Agir contre les clients, la solution ?
« Il n’y aura ni abandon, ni faiblesse, ni recul de la République », a affirmé le président de l’UDR. Pour cela, il compte notamment sur l’action de l’État. L’élu azuréen s’est entretenu la semaine passée avec le président de la République Emmanuel Macron, ainsi qu’avec le ministre de l’Intérieur Laurent Nuñez. Son message, un«quoi qu’il en coûte sécuritaire » pour le quartier.

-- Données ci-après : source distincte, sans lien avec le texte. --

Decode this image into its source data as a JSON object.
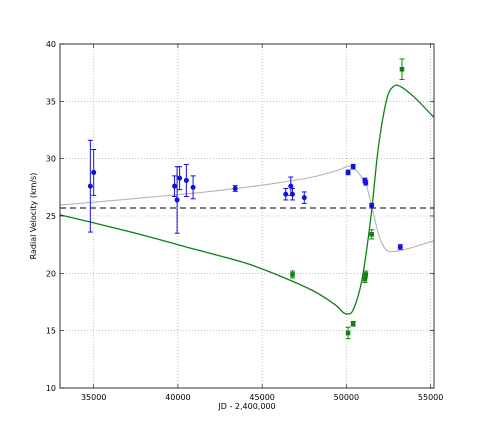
{
  "chart_data": {
    "type": "scatter",
    "title": "",
    "xlabel": "JD - 2,400,000",
    "ylabel": "Radial Velocity (km/s)",
    "xlim": [
      33000,
      55200
    ],
    "ylim": [
      10,
      40
    ],
    "xticks": [
      35000,
      40000,
      45000,
      50000,
      55000
    ],
    "yticks": [
      10,
      15,
      20,
      25,
      30,
      35,
      40
    ],
    "grid": true,
    "legend": "none",
    "reference_line": {
      "y": 25.7,
      "style": "dashed",
      "color": "#333333"
    },
    "series": [
      {
        "marker": "circle",
        "color": "#1010dd",
        "points": [
          {
            "x": 34800,
            "y": 27.6,
            "err": 4.0
          },
          {
            "x": 35000,
            "y": 28.8,
            "err": 2.0
          },
          {
            "x": 39800,
            "y": 27.6,
            "err": 0.9
          },
          {
            "x": 39950,
            "y": 26.4,
            "err": 2.9
          },
          {
            "x": 40100,
            "y": 28.3,
            "err": 1.0
          },
          {
            "x": 40500,
            "y": 28.1,
            "err": 1.4
          },
          {
            "x": 40900,
            "y": 27.5,
            "err": 1.0
          },
          {
            "x": 43400,
            "y": 27.4,
            "err": 0.25
          },
          {
            "x": 46400,
            "y": 26.9,
            "err": 0.5
          },
          {
            "x": 46700,
            "y": 27.6,
            "err": 0.8
          },
          {
            "x": 46800,
            "y": 26.9,
            "err": 0.5
          },
          {
            "x": 47500,
            "y": 26.6,
            "err": 0.5
          },
          {
            "x": 50100,
            "y": 28.8,
            "err": 0.2
          },
          {
            "x": 50400,
            "y": 29.3,
            "err": 0.2
          },
          {
            "x": 51100,
            "y": 28.1,
            "err": 0.2
          },
          {
            "x": 51150,
            "y": 27.9,
            "err": 0.2
          },
          {
            "x": 51500,
            "y": 25.9,
            "err": 0.2
          },
          {
            "x": 53200,
            "y": 22.3,
            "err": 0.2
          }
        ]
      },
      {
        "marker": "square",
        "color": "#108010",
        "points": [
          {
            "x": 46800,
            "y": 19.9,
            "err": 0.3
          },
          {
            "x": 50100,
            "y": 14.8,
            "err": 0.5
          },
          {
            "x": 50400,
            "y": 15.6,
            "err": 0.2
          },
          {
            "x": 51100,
            "y": 19.5,
            "err": 0.3
          },
          {
            "x": 51150,
            "y": 19.9,
            "err": 0.3
          },
          {
            "x": 51500,
            "y": 23.4,
            "err": 0.4
          },
          {
            "x": 53300,
            "y": 37.8,
            "err": 0.9
          }
        ]
      }
    ],
    "curves": [
      {
        "color": "#b4b4b4",
        "points": [
          [
            33000,
            25.95
          ],
          [
            35000,
            26.2
          ],
          [
            38000,
            26.6
          ],
          [
            41000,
            27.0
          ],
          [
            44000,
            27.5
          ],
          [
            46000,
            27.9
          ],
          [
            48000,
            28.4
          ],
          [
            49500,
            29.0
          ],
          [
            50100,
            29.35
          ],
          [
            50400,
            29.2
          ],
          [
            50800,
            28.6
          ],
          [
            51200,
            27.6
          ],
          [
            51600,
            25.2
          ],
          [
            52000,
            23.0
          ],
          [
            52400,
            22.0
          ],
          [
            52800,
            21.9
          ],
          [
            53200,
            22.0
          ],
          [
            54000,
            22.3
          ],
          [
            55200,
            22.85
          ]
        ]
      },
      {
        "color": "#108010",
        "points": [
          [
            33000,
            25.1
          ],
          [
            35000,
            24.4
          ],
          [
            38000,
            23.3
          ],
          [
            41000,
            22.1
          ],
          [
            44000,
            20.9
          ],
          [
            46000,
            19.8
          ],
          [
            48000,
            18.5
          ],
          [
            49300,
            17.3
          ],
          [
            49800,
            16.6
          ],
          [
            50100,
            16.45
          ],
          [
            50400,
            16.8
          ],
          [
            50800,
            18.6
          ],
          [
            51100,
            21.0
          ],
          [
            51500,
            25.5
          ],
          [
            51900,
            31.0
          ],
          [
            52400,
            35.2
          ],
          [
            52800,
            36.3
          ],
          [
            53200,
            36.3
          ],
          [
            54000,
            35.4
          ],
          [
            55200,
            33.6
          ]
        ]
      }
    ]
  }
}
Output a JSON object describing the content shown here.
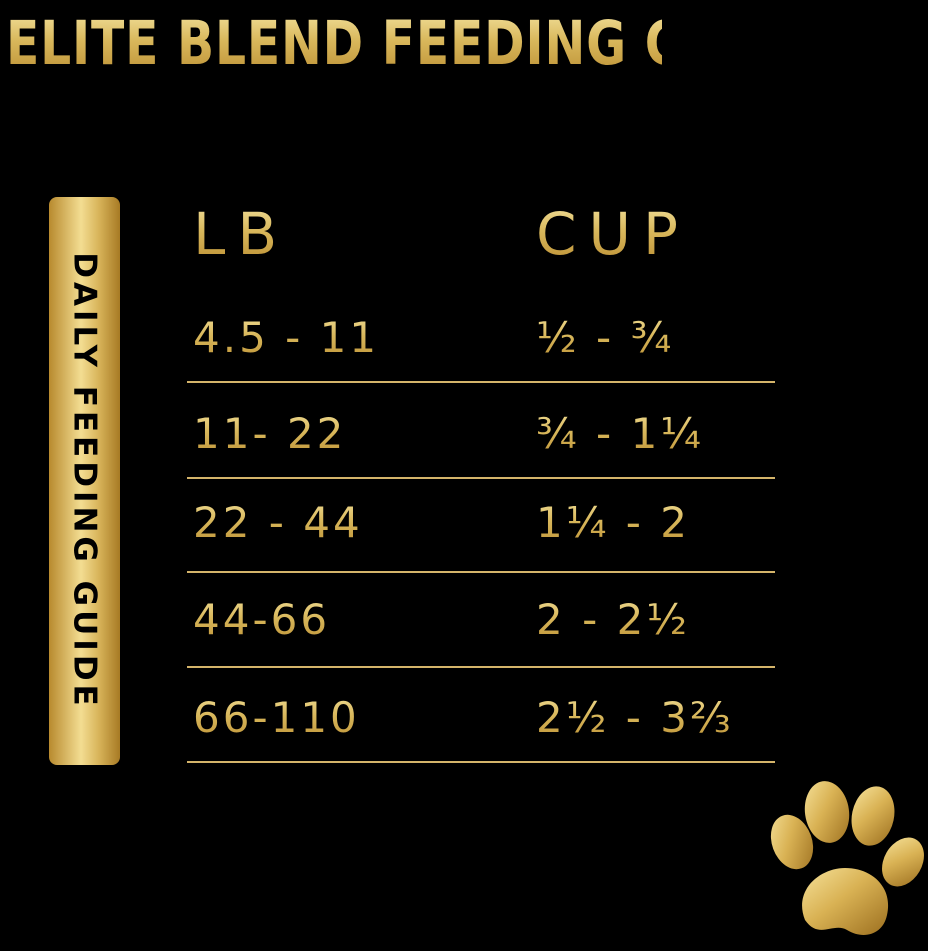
{
  "title": "ELITE BLEND FEEDING GUIDE",
  "side_label": "DAILY FEEDING GUIDE",
  "columns": {
    "lb": "LB",
    "cup": "CUP"
  },
  "rows": [
    {
      "lb": "4.5 - 11",
      "cup": "½ - ¾"
    },
    {
      "lb": "11- 22",
      "cup": "¾ - 1¼"
    },
    {
      "lb": "22 - 44",
      "cup": "1¼ - 2"
    },
    {
      "lb": "44-66",
      "cup": "2 - 2½"
    },
    {
      "lb": "66-110",
      "cup": "2½ - 3⅔"
    }
  ],
  "colors": {
    "background": "#000000",
    "gold": "#e3c77b",
    "gold_dark": "#b88a2e"
  },
  "icons": {
    "paw": "paw-print-icon"
  }
}
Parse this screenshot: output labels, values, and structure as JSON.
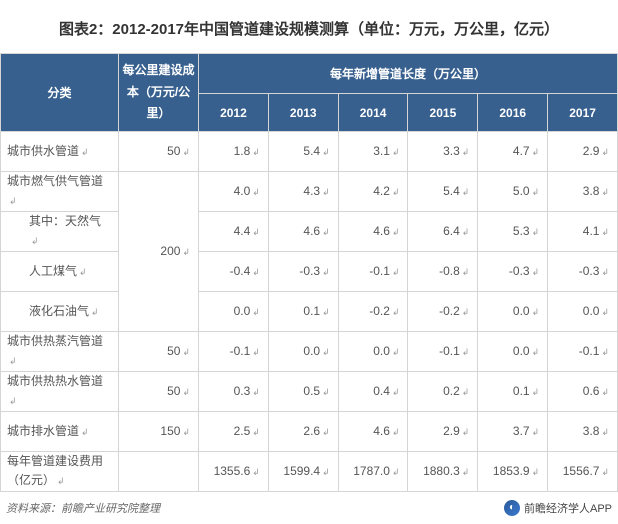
{
  "title": "图表2：2012-2017年中国管道建设规模测算（单位：万元，万公里，亿元）",
  "header": {
    "category": "分类",
    "cost_per_km": "每公里建设成本（万元/公里）",
    "length_group": "每年新增管道长度（万公里）",
    "years": [
      "2012",
      "2013",
      "2014",
      "2015",
      "2016",
      "2017"
    ]
  },
  "rows": [
    {
      "label": "城市供水管道",
      "indent": false,
      "cost": "50",
      "values": [
        "1.8",
        "5.4",
        "3.1",
        "3.3",
        "4.7",
        "2.9"
      ]
    },
    {
      "label": "城市燃气供气管道",
      "indent": false,
      "cost": "",
      "values": [
        "4.0",
        "4.3",
        "4.2",
        "5.4",
        "5.0",
        "3.8"
      ]
    },
    {
      "label": "其中：天然气",
      "indent": true,
      "cost": "",
      "values": [
        "4.4",
        "4.6",
        "4.6",
        "6.4",
        "5.3",
        "4.1"
      ]
    },
    {
      "label": "人工煤气",
      "indent": true,
      "cost": "200",
      "values": [
        "-0.4",
        "-0.3",
        "-0.1",
        "-0.8",
        "-0.3",
        "-0.3"
      ]
    },
    {
      "label": "液化石油气",
      "indent": true,
      "cost": "",
      "values": [
        "0.0",
        "0.1",
        "-0.2",
        "-0.2",
        "0.0",
        "0.0"
      ]
    },
    {
      "label": "城市供热蒸汽管道",
      "indent": false,
      "cost": "50",
      "values": [
        "-0.1",
        "0.0",
        "0.0",
        "-0.1",
        "0.0",
        "-0.1"
      ]
    },
    {
      "label": "城市供热热水管道",
      "indent": false,
      "cost": "50",
      "values": [
        "0.3",
        "0.5",
        "0.4",
        "0.2",
        "0.1",
        "0.6"
      ]
    },
    {
      "label": "城市排水管道",
      "indent": false,
      "cost": "150",
      "values": [
        "2.5",
        "2.6",
        "4.6",
        "2.9",
        "3.7",
        "3.8"
      ]
    },
    {
      "label": "每年管道建设费用（亿元）",
      "indent": false,
      "cost": "",
      "values": [
        "1355.6",
        "1599.4",
        "1787.0",
        "1880.3",
        "1853.9",
        "1556.7"
      ]
    }
  ],
  "cost_merge": {
    "start": 1,
    "span": 4,
    "value": "200"
  },
  "footer": {
    "source": "资料来源：前瞻产业研究院整理",
    "app": "前瞻经济学人APP",
    "logo_glyph": "◐"
  },
  "style": {
    "header_bg": "#37608f",
    "header_fg": "#ffffff",
    "border_color": "#d5d5d5",
    "text_color": "#555"
  }
}
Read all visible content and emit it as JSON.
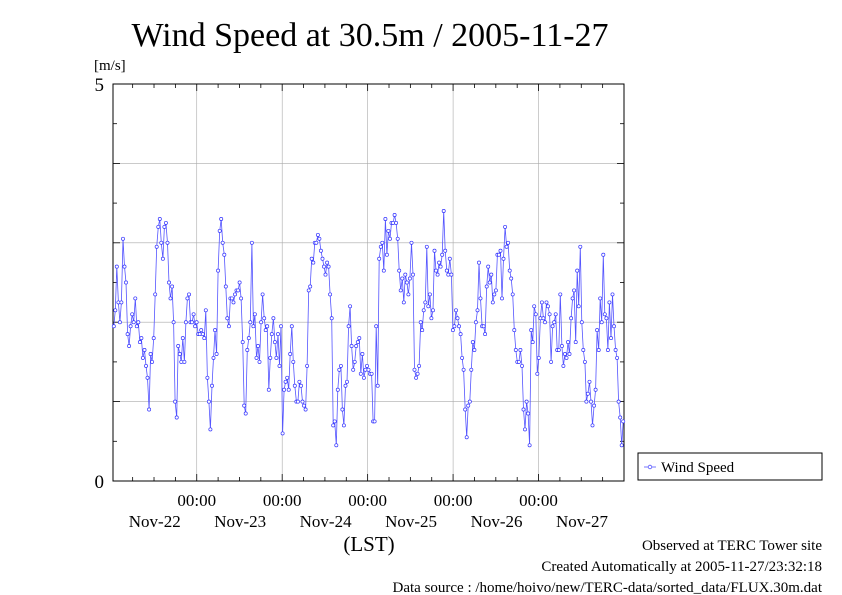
{
  "chart_data": {
    "type": "line",
    "title": "Wind Speed at 30.5m / 2005-11-27",
    "ylabel": "[m/s]",
    "xlabel": "(LST)",
    "ylim": [
      0,
      5
    ],
    "yticks": [
      0,
      5
    ],
    "x_range_days": [
      -0.98,
      5.0
    ],
    "x_ticks": [
      {
        "day": 0,
        "time": "00:00",
        "date": "Nov-22"
      },
      {
        "day": 1,
        "time": "00:00",
        "date": "Nov-23"
      },
      {
        "day": 2,
        "time": "00:00",
        "date": "Nov-24"
      },
      {
        "day": 3,
        "time": "00:00",
        "date": "Nov-25"
      },
      {
        "day": 4,
        "time": "00:00",
        "date": "Nov-26"
      }
    ],
    "x_labels_only": [
      {
        "day": 5,
        "date": "Nov-27"
      }
    ],
    "grid": true,
    "legend_position": "right",
    "series": [
      {
        "name": "Wind Speed",
        "color": "#3333ff",
        "values": [
          1.95,
          2.15,
          2.7,
          2.25,
          2.0,
          2.25,
          3.05,
          2.7,
          2.5,
          1.85,
          1.7,
          1.95,
          2.1,
          2.0,
          2.3,
          1.95,
          2.0,
          1.75,
          1.8,
          1.55,
          1.65,
          1.45,
          1.3,
          0.9,
          1.6,
          1.5,
          1.8,
          2.35,
          2.95,
          3.2,
          3.3,
          3.0,
          2.8,
          3.2,
          3.25,
          3.0,
          2.5,
          2.3,
          2.45,
          2.0,
          1.0,
          0.8,
          1.7,
          1.6,
          1.5,
          1.8,
          1.5,
          2.0,
          2.3,
          2.35,
          2.0,
          2.0,
          2.1,
          1.95,
          2.0,
          1.85,
          1.85,
          1.9,
          1.85,
          1.8,
          2.15,
          1.3,
          1.0,
          0.65,
          1.2,
          1.55,
          1.9,
          1.6,
          2.65,
          3.15,
          3.3,
          3.0,
          2.85,
          2.45,
          2.05,
          1.95,
          2.3,
          2.3,
          2.25,
          2.35,
          2.4,
          2.4,
          2.5,
          2.3,
          1.75,
          0.95,
          0.85,
          1.65,
          1.8,
          2.0,
          3.0,
          1.95,
          2.1,
          1.55,
          1.7,
          1.5,
          2.0,
          2.35,
          2.05,
          1.9,
          1.95,
          1.15,
          1.55,
          1.85,
          2.05,
          1.75,
          1.55,
          1.85,
          1.45,
          1.95,
          0.6,
          1.15,
          1.25,
          1.3,
          1.15,
          1.6,
          1.95,
          1.5,
          1.2,
          1.0,
          1.0,
          1.25,
          1.2,
          1.0,
          0.95,
          0.9,
          1.45,
          2.4,
          2.45,
          2.8,
          2.75,
          3.0,
          3.0,
          3.1,
          3.05,
          2.9,
          2.8,
          2.7,
          2.6,
          2.75,
          2.7,
          2.35,
          2.05,
          0.7,
          0.75,
          0.45,
          1.15,
          1.4,
          1.45,
          0.9,
          0.7,
          1.2,
          1.25,
          1.95,
          2.2,
          1.7,
          1.4,
          1.5,
          1.7,
          1.75,
          1.8,
          1.35,
          1.6,
          1.3,
          1.4,
          1.45,
          1.4,
          1.35,
          1.35,
          0.75,
          0.75,
          1.95,
          1.2,
          2.8,
          2.95,
          3.0,
          2.65,
          3.3,
          2.85,
          3.15,
          3.05,
          3.25,
          3.25,
          3.35,
          3.25,
          3.05,
          2.65,
          2.4,
          2.55,
          2.25,
          2.6,
          2.5,
          2.35,
          2.55,
          3.0,
          2.6,
          1.4,
          1.3,
          1.35,
          1.45,
          2.0,
          1.9,
          2.15,
          2.25,
          2.95,
          2.2,
          2.35,
          2.05,
          2.15,
          2.9,
          2.65,
          2.6,
          2.75,
          2.7,
          2.85,
          3.4,
          2.9,
          2.65,
          2.6,
          2.8,
          2.6,
          1.9,
          1.95,
          2.15,
          2.05,
          1.95,
          1.85,
          1.55,
          1.4,
          0.9,
          0.55,
          0.95,
          1.0,
          1.4,
          1.75,
          1.65,
          2.0,
          2.15,
          2.75,
          2.3,
          1.95,
          1.95,
          1.85,
          2.45,
          2.7,
          2.5,
          2.6,
          2.25,
          2.35,
          2.4,
          2.85,
          2.85,
          2.9,
          2.3,
          2.8,
          3.2,
          2.95,
          3.0,
          2.65,
          2.55,
          2.35,
          1.9,
          1.65,
          1.5,
          1.5,
          1.65,
          1.45,
          0.9,
          0.65,
          1.0,
          0.85,
          0.45,
          1.9,
          1.75,
          2.2,
          2.1,
          1.35,
          1.55,
          2.05,
          2.25,
          2.05,
          2.0,
          2.25,
          2.2,
          2.1,
          1.5,
          1.95,
          2.0,
          2.1,
          1.65,
          1.65,
          2.35,
          1.7,
          1.45,
          1.6,
          1.55,
          1.75,
          1.6,
          2.05,
          2.3,
          2.4,
          1.75,
          2.65,
          2.2,
          2.95,
          2.0,
          1.65,
          1.5,
          1.0,
          1.1,
          1.25,
          1.0,
          0.7,
          0.95,
          1.15,
          1.9,
          1.65,
          2.3,
          2.0,
          2.85,
          2.1,
          2.05,
          1.65,
          2.25,
          1.8,
          2.35,
          1.95,
          1.65,
          1.55,
          1.0,
          0.8,
          0.45,
          0.75
        ]
      }
    ]
  },
  "footer": {
    "observed": "Observed at TERC Tower site",
    "created": "Created Automatically at 2005-11-27/23:32:18",
    "source": "Data source : /home/hoivo/new/TERC-data/sorted_data/FLUX.30m.dat"
  }
}
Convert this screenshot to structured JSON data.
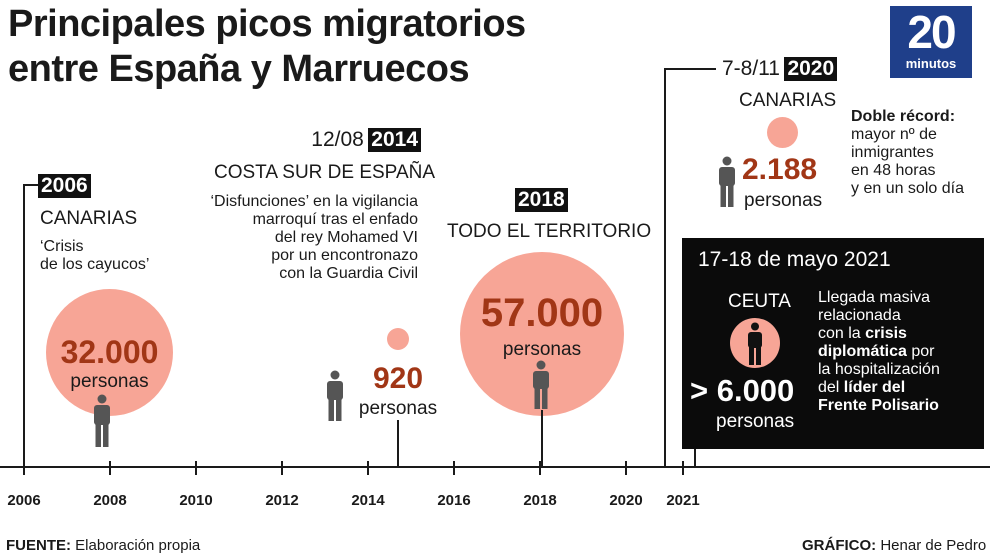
{
  "title": {
    "line1": "Principales picos migratorios",
    "line2": "entre España y Marruecos"
  },
  "logo": {
    "number": "20",
    "word": "minutos",
    "color": "#1f3f8a"
  },
  "colors": {
    "circle": "#f7a596",
    "number": "#a13616",
    "person": "#555555",
    "box": "#0b0b0b"
  },
  "events": {
    "e2006": {
      "year": "2006",
      "place": "CANARIAS",
      "desc_line1": "‘Crisis",
      "desc_line2": "de los cayucos’",
      "number": "32.000",
      "unit": "personas",
      "timeline_year": 2006.0
    },
    "e2014": {
      "date": "12/08",
      "year": "2014",
      "place": "COSTA SUR DE ESPAÑA",
      "desc_lines": [
        "‘Disfunciones’ en la vigilancia",
        "marroquí tras el enfado",
        "del rey Mohamed VI",
        "por un encontronazo",
        "con la Guardia Civil"
      ],
      "number": "920",
      "unit": "personas",
      "timeline_year": 2014.75
    },
    "e2018": {
      "year": "2018",
      "place": "TODO EL TERRITORIO",
      "number": "57.000",
      "unit": "personas",
      "timeline_year": 2018.0
    },
    "e2020": {
      "date": "7-8/11",
      "year": "2020",
      "place": "CANARIAS",
      "number": "2.188",
      "unit": "personas",
      "note_lines": [
        "Doble récord:",
        "mayor nº de",
        "inmigrantes",
        "en 48 horas",
        "y en un solo día"
      ],
      "timeline_year": 2020.85
    },
    "e2021": {
      "date": "17-18 de mayo 2021",
      "place": "CEUTA",
      "number": "> 6.000",
      "unit": "personas",
      "desc": {
        "l1": "Llegada masiva",
        "l2": "relacionada",
        "l3_pre": "con la ",
        "l3_bold": "crisis",
        "l4_bold": "diplomática",
        "l4_post": " por",
        "l5": "la hospitalización",
        "l6_pre": "del ",
        "l6_bold": "líder del",
        "l7_bold": "Frente Polisario"
      },
      "timeline_year": 2021.38
    }
  },
  "timeline": {
    "ticks": [
      "2006",
      "2008",
      "2010",
      "2012",
      "2014",
      "2016",
      "2018",
      "2020",
      "2021"
    ]
  },
  "footer": {
    "source_label": "FUENTE:",
    "source_value": " Elaboración propia",
    "graphic_label": "GRÁFICO:",
    "graphic_value": " Henar de Pedro"
  }
}
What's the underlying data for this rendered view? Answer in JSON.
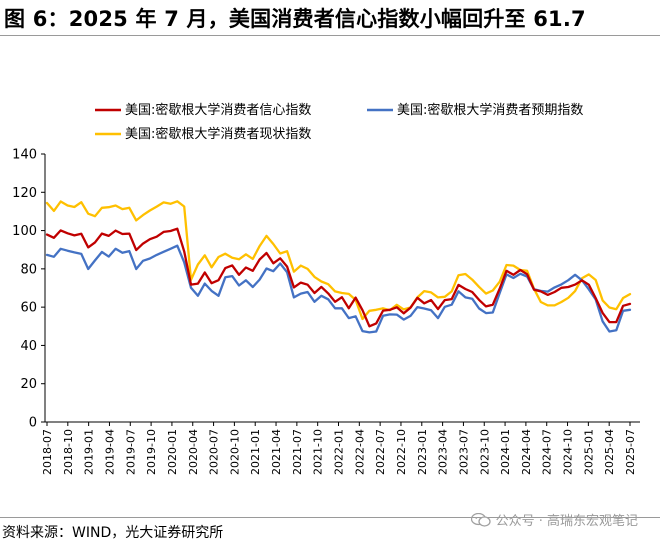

Aujourd’hui, il manquerait près d’une centaine d’enquêteurs. Éric Ciotti réclame en outre de nouvelles prérogatives législatives pour permettre aux agents municipaux de verbaliser les clients des points de deal. Objectif : couper la demande en la brisant à la source.
Après onze décès en deux ans à cause du narcotrafic dans ce secteur de l’Ouest niçois, les habitants aimeraient enfin panser leurs plaies, alors que les attaques s’y multiplient, symboles d’un mal bien implanté dans toute la région.